In the film, Morgan is a fishing boat captain who rents out his boat on the island of Martinique in 1940, after the fall of France, when the free French are fighting against the Vichy Government. It is about the onset of World War II. Lauren Bacall plays a very sexy and beautiful young 22-year-old girl stranded in Martinique because she hasn’t money to leave the island. Walter Brennan is an old drunk who adds humor to the terrible events of the war and a very strong sense of friendship that is hard to forget even after the film is over.

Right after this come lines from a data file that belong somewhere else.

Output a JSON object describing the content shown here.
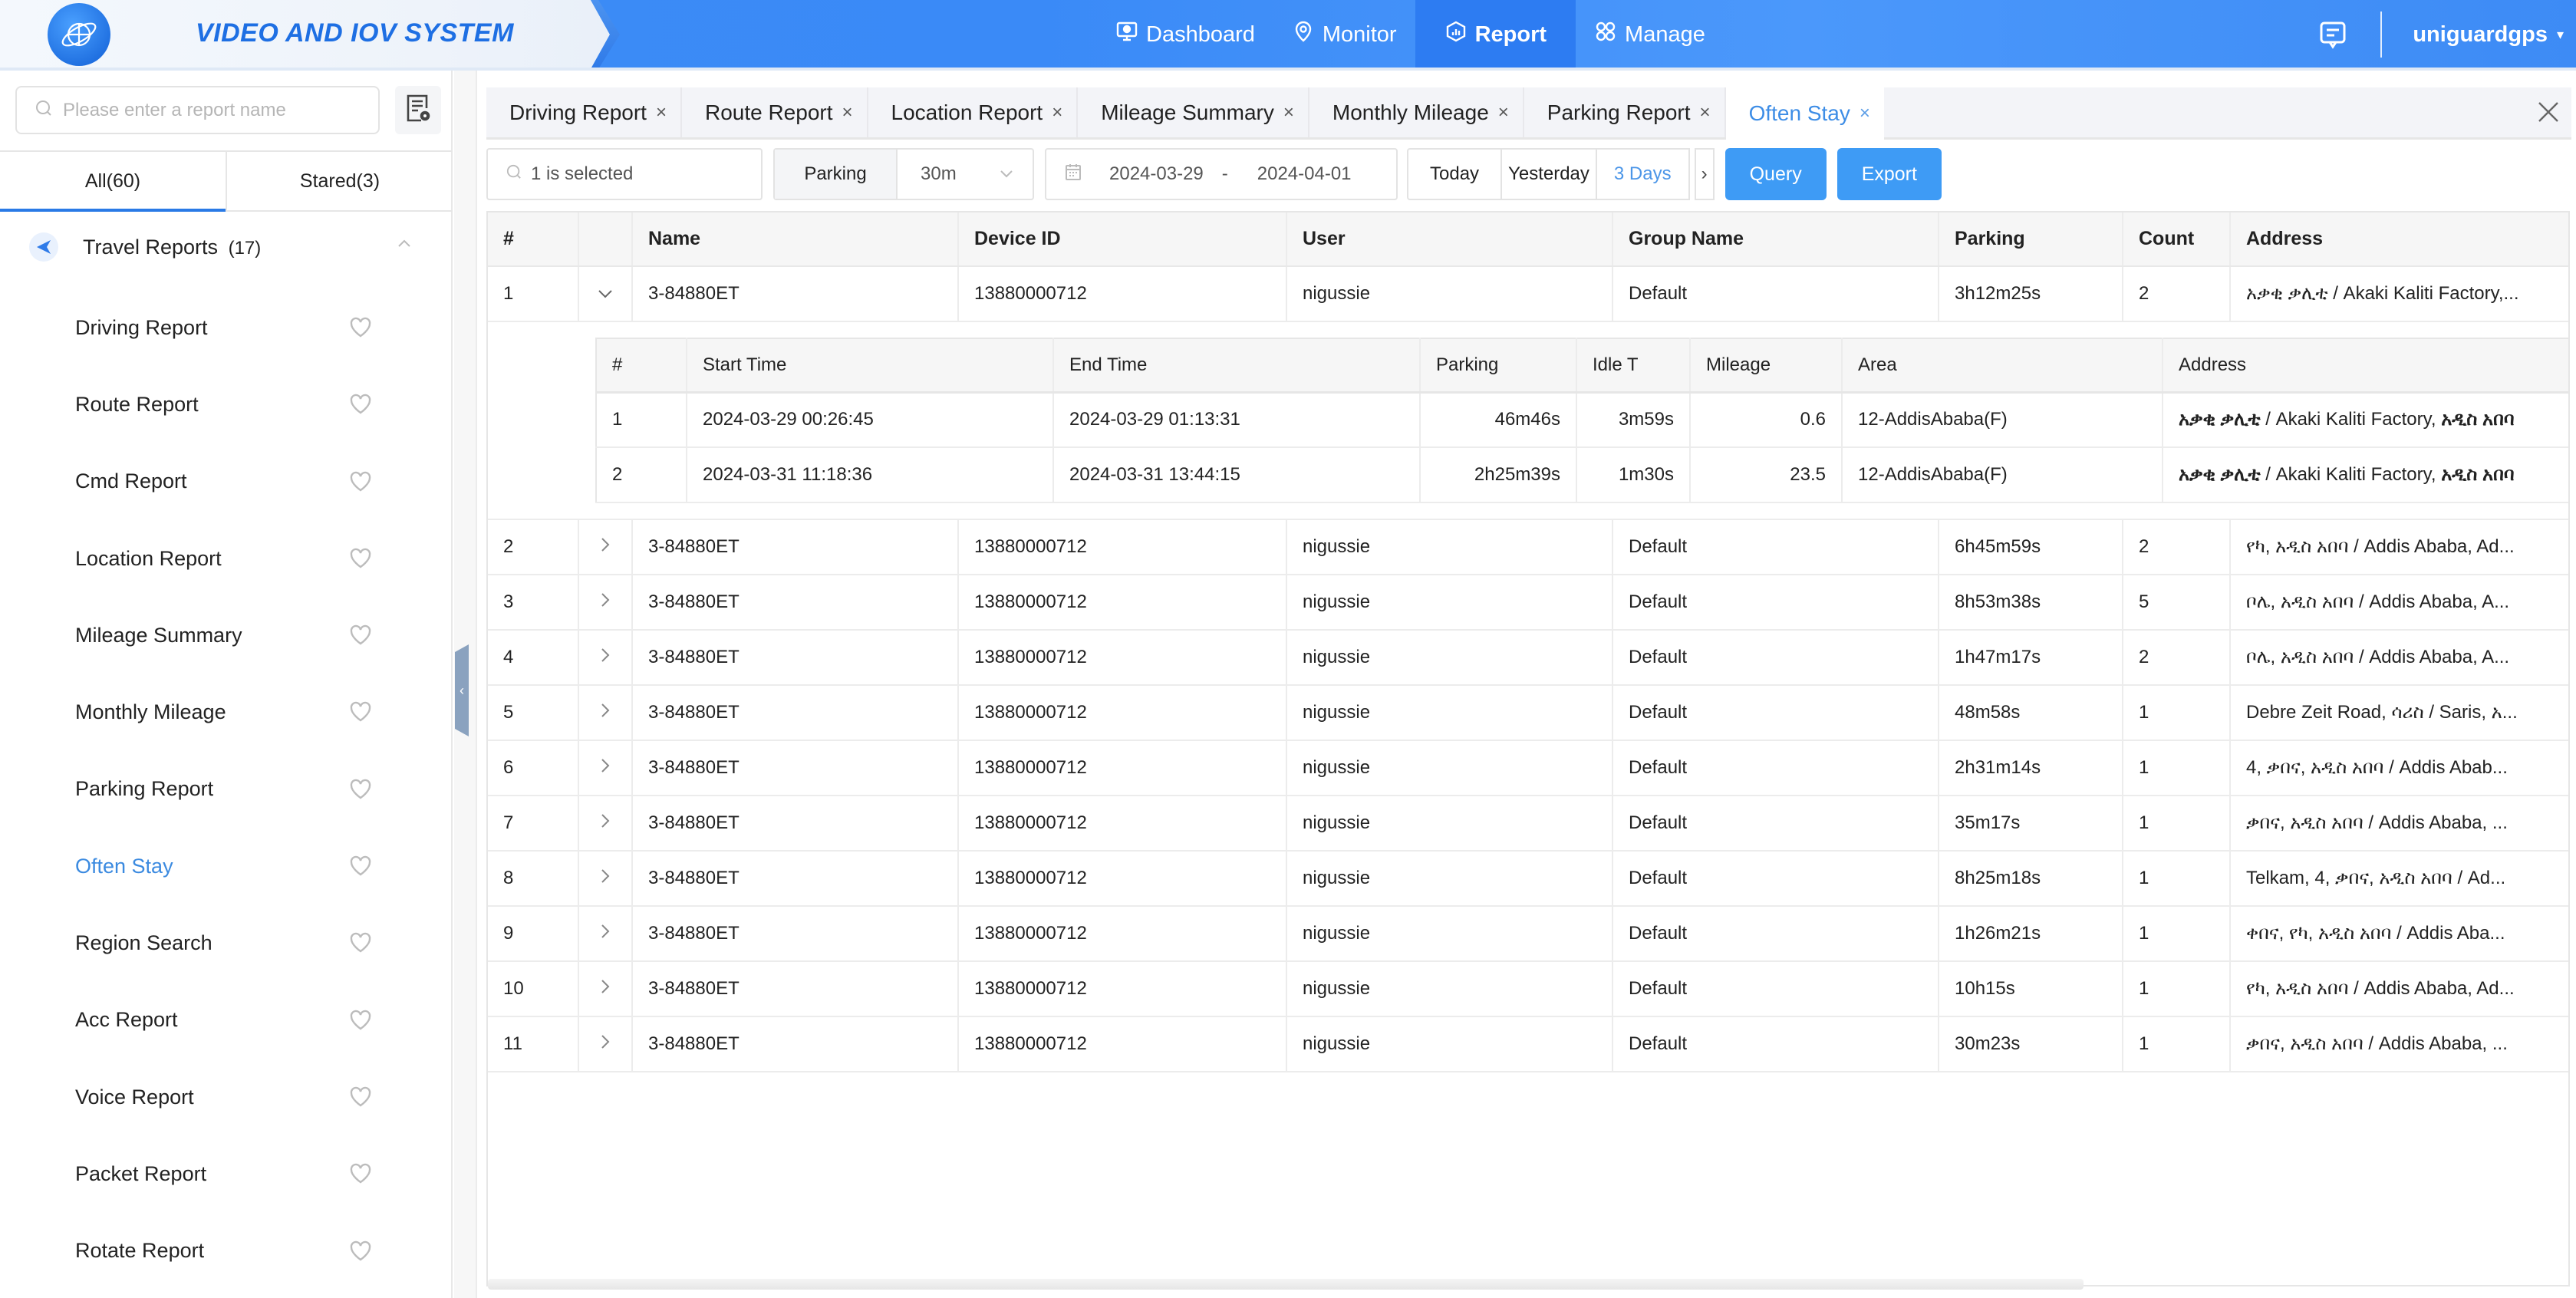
{
  "header": {
    "brand_title": "VIDEO AND IOV SYSTEM",
    "nav": [
      {
        "label": "Dashboard",
        "icon": "dashboard-icon",
        "active": false
      },
      {
        "label": "Monitor",
        "icon": "location-pin-icon",
        "active": false
      },
      {
        "label": "Report",
        "icon": "report-icon",
        "active": true
      },
      {
        "label": "Manage",
        "icon": "manage-icon",
        "active": false
      }
    ],
    "user_name": "uniguardgps",
    "user_caret": "▾",
    "colors": {
      "accent": "#3a8af7",
      "active_nav": "#2d7cf2"
    }
  },
  "sidebar": {
    "search_placeholder": "Please enter a report name",
    "tabs": [
      {
        "label": "All(60)",
        "active": true
      },
      {
        "label": "Stared(3)",
        "active": false
      }
    ],
    "group": {
      "title": "Travel Reports",
      "count": "(17)"
    },
    "items": [
      {
        "label": "Driving Report",
        "active": false
      },
      {
        "label": "Route Report",
        "active": false
      },
      {
        "label": "Cmd Report",
        "active": false
      },
      {
        "label": "Location Report",
        "active": false
      },
      {
        "label": "Mileage Summary",
        "active": false
      },
      {
        "label": "Monthly Mileage",
        "active": false
      },
      {
        "label": "Parking Report",
        "active": false
      },
      {
        "label": "Often Stay",
        "active": true
      },
      {
        "label": "Region Search",
        "active": false
      },
      {
        "label": "Acc Report",
        "active": false
      },
      {
        "label": "Voice Report",
        "active": false
      },
      {
        "label": "Packet Report",
        "active": false
      },
      {
        "label": "Rotate Report",
        "active": false
      }
    ]
  },
  "tabs": [
    {
      "label": "Driving Report",
      "active": false
    },
    {
      "label": "Route Report",
      "active": false
    },
    {
      "label": "Location Report",
      "active": false
    },
    {
      "label": "Mileage Summary",
      "active": false
    },
    {
      "label": "Monthly Mileage",
      "active": false
    },
    {
      "label": "Parking Report",
      "active": false
    },
    {
      "label": "Often Stay",
      "active": true
    }
  ],
  "tab_close_glyph": "×",
  "toolbar": {
    "device_select_value": "1 is selected",
    "mode_label": "Parking",
    "mode_value": "30m",
    "date_start": "2024-03-29",
    "date_sep": "-",
    "date_end": "2024-04-01",
    "quick": [
      {
        "label": "Today",
        "active": false
      },
      {
        "label": "Yesterday",
        "active": false
      },
      {
        "label": "3 Days",
        "active": true
      }
    ],
    "next_glyph": "›",
    "query_label": "Query",
    "export_label": "Export"
  },
  "table": {
    "columns": [
      "#",
      "",
      "Name",
      "Device ID",
      "User",
      "Group Name",
      "Parking",
      "Count",
      "Address"
    ],
    "rows": [
      {
        "idx": "1",
        "expanded": true,
        "name": "3-84880ET",
        "device_id": "13880000712",
        "user": "nigussie",
        "group": "Default",
        "parking": "3h12m25s",
        "count": "2",
        "address": "አቃቂ ቃሊቲ / Akaki Kaliti Factory,..."
      },
      {
        "idx": "2",
        "expanded": false,
        "name": "3-84880ET",
        "device_id": "13880000712",
        "user": "nigussie",
        "group": "Default",
        "parking": "6h45m59s",
        "count": "2",
        "address": "የካ, አዲስ አበባ / Addis Ababa, Ad..."
      },
      {
        "idx": "3",
        "expanded": false,
        "name": "3-84880ET",
        "device_id": "13880000712",
        "user": "nigussie",
        "group": "Default",
        "parking": "8h53m38s",
        "count": "5",
        "address": "ቦሌ, አዲስ አበባ / Addis Ababa, A..."
      },
      {
        "idx": "4",
        "expanded": false,
        "name": "3-84880ET",
        "device_id": "13880000712",
        "user": "nigussie",
        "group": "Default",
        "parking": "1h47m17s",
        "count": "2",
        "address": "ቦሌ, አዲስ አበባ / Addis Ababa, A..."
      },
      {
        "idx": "5",
        "expanded": false,
        "name": "3-84880ET",
        "device_id": "13880000712",
        "user": "nigussie",
        "group": "Default",
        "parking": "48m58s",
        "count": "1",
        "address": "Debre Zeit Road, ሳሪስ / Saris, አ..."
      },
      {
        "idx": "6",
        "expanded": false,
        "name": "3-84880ET",
        "device_id": "13880000712",
        "user": "nigussie",
        "group": "Default",
        "parking": "2h31m14s",
        "count": "1",
        "address": "4, ቃበና, አዲስ አበባ / Addis Abab..."
      },
      {
        "idx": "7",
        "expanded": false,
        "name": "3-84880ET",
        "device_id": "13880000712",
        "user": "nigussie",
        "group": "Default",
        "parking": "35m17s",
        "count": "1",
        "address": "ቃበና, አዲስ አበባ / Addis Ababa, ..."
      },
      {
        "idx": "8",
        "expanded": false,
        "name": "3-84880ET",
        "device_id": "13880000712",
        "user": "nigussie",
        "group": "Default",
        "parking": "8h25m18s",
        "count": "1",
        "address": "Telkam, 4, ቃበና, አዲስ አበባ / Ad..."
      },
      {
        "idx": "9",
        "expanded": false,
        "name": "3-84880ET",
        "device_id": "13880000712",
        "user": "nigussie",
        "group": "Default",
        "parking": "1h26m21s",
        "count": "1",
        "address": "ቀበና, የካ, አዲስ አበባ / Addis Aba..."
      },
      {
        "idx": "10",
        "expanded": false,
        "name": "3-84880ET",
        "device_id": "13880000712",
        "user": "nigussie",
        "group": "Default",
        "parking": "10h15s",
        "count": "1",
        "address": "የካ, አዲስ አበባ / Addis Ababa, Ad..."
      },
      {
        "idx": "11",
        "expanded": false,
        "name": "3-84880ET",
        "device_id": "13880000712",
        "user": "nigussie",
        "group": "Default",
        "parking": "30m23s",
        "count": "1",
        "address": "ቃበና, አዲስ አበባ / Addis Ababa, ..."
      }
    ],
    "detail": {
      "columns": [
        "#",
        "Start Time",
        "End Time",
        "Parking",
        "Idle T",
        "Mileage",
        "Area",
        "Address"
      ],
      "rows": [
        {
          "idx": "1",
          "start": "2024-03-29 00:26:45",
          "end": "2024-03-29 01:13:31",
          "parking": "46m46s",
          "idle": "3m59s",
          "mileage": "0.6",
          "area": "12-AddisAbaba(F)",
          "addr_bold1": "አቃቂ ቃሊቲ",
          "addr_mid": " / Akaki Kaliti Factory, ",
          "addr_bold2": "አዲስ አበባ"
        },
        {
          "idx": "2",
          "start": "2024-03-31 11:18:36",
          "end": "2024-03-31 13:44:15",
          "parking": "2h25m39s",
          "idle": "1m30s",
          "mileage": "23.5",
          "area": "12-AddisAbaba(F)",
          "addr_bold1": "አቃቂ ቃሊቲ",
          "addr_mid": " / Akaki Kaliti Factory, ",
          "addr_bold2": "አዲስ አበባ"
        }
      ]
    }
  }
}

Hemingway’s story occurs before 1937 in the American Keys, not in Martinique, and no mention is made of a war. Morgan has a fishing boat, but only in part 1, is very poor, and makes money by crooked dealings. In part 1, he agrees to smuggle Cubans and kills a man. In part 2, he is smuggling alcohol, is shot and looses his arm and his boat. In part 3, he borrows a boat to smuggle Cubans and is shot in the stomach. He is married and has three female children. There is no role for Lauren Bacall because he does not engage in adultery. There is a rummy in part 1 only, but his relationship to Morgan is different than in the film and his actions are not humorous.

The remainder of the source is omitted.